My daughter passed me a wonderful book that she read as part of preparing for parenthood, Cribsheet by Emily Oster, an economist. Emily Oster also wrote Expecting Better for the pregnancy months and The Family Firm to help navigate the K-12 years. All her books help defeat the guilt with perspective and balance. I loved Cribsheet. I was especially struck with the chapter on breastfeeding. I was all about breastfeeding as a mother, as was my mother before me and her mother, It’s natural and it’s expected that mothers fulfill this role. When I was breastfeeding, there were studies to assure me that this was developing a higher IQ in my babies. Oster however points out that those studies ignored many other contributing factors to high IQ and that correlation is not causation, an important caveat for interpreting data results. Many women will find themselves unable to breastfeed for a myriad of very valid reasons. Oster crushes these opportunities for guilt with her knowledge of research data and how to interpret the findings. There is no need for guilt. Bottle fed babies can still feed skin to skin as their parent gazes lovingly into their eyes. My daughter hopes to breastfeed her baby but we know that it may not work out and that everything will be just fine anyway. This book is full of great information to update my knowledge on many topics on baby’s first year of life. It’s important to me to be on the same page as my daughter and her husband as part of the caregiving team.
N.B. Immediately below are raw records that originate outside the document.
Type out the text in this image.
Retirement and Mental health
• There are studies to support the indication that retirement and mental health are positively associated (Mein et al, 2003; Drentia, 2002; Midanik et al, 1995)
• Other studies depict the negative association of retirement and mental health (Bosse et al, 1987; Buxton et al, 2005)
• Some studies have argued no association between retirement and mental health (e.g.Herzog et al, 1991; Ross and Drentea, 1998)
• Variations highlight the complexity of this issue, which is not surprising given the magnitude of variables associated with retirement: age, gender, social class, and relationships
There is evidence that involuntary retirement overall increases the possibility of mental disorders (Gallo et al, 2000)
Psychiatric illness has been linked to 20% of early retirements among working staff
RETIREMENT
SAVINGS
Cribsheet reminded me of NurtureShock by Po Bronson and Ashley Merryman, which came out 14 years ago. At that time I was a preschool director and one of my wonderful parents lent me a copy. It was a revelation, again based on data, showing how our beliefs about raising children can be so at odds with reality. I am so grateful to these curators of research. One motivating factor for the authors, who are journalists, was the fact that they were reading so many important new research articles on child health and development that was not gaining enough visibility to change policy or practice. They just had to help us all out by putting the information together by subject. For example, sleep: children are not getting enough hours of sleep for healthy growth and functioning. This is vital information for parents. To my eyes Bronson and Merryman wrote in the style of Freakonomics, which makes their book fun and accessible. It really did turn some of my beliefs around and changed my understanding.

When we know better, we can do better. I did the best I could as a parent, as did my mother and grandmothers. I want to do my best as a grandmother too and some of that means keeping up to date with the research. One way I do that is by being a member of the National Association for the Education of Young Children, NAEYC. When I was working in early childhood, I had a professional membership. Now I have a family membership so I can access their curated resources on best practices for today’s babies and children. Enjoy your data crunching guilt free!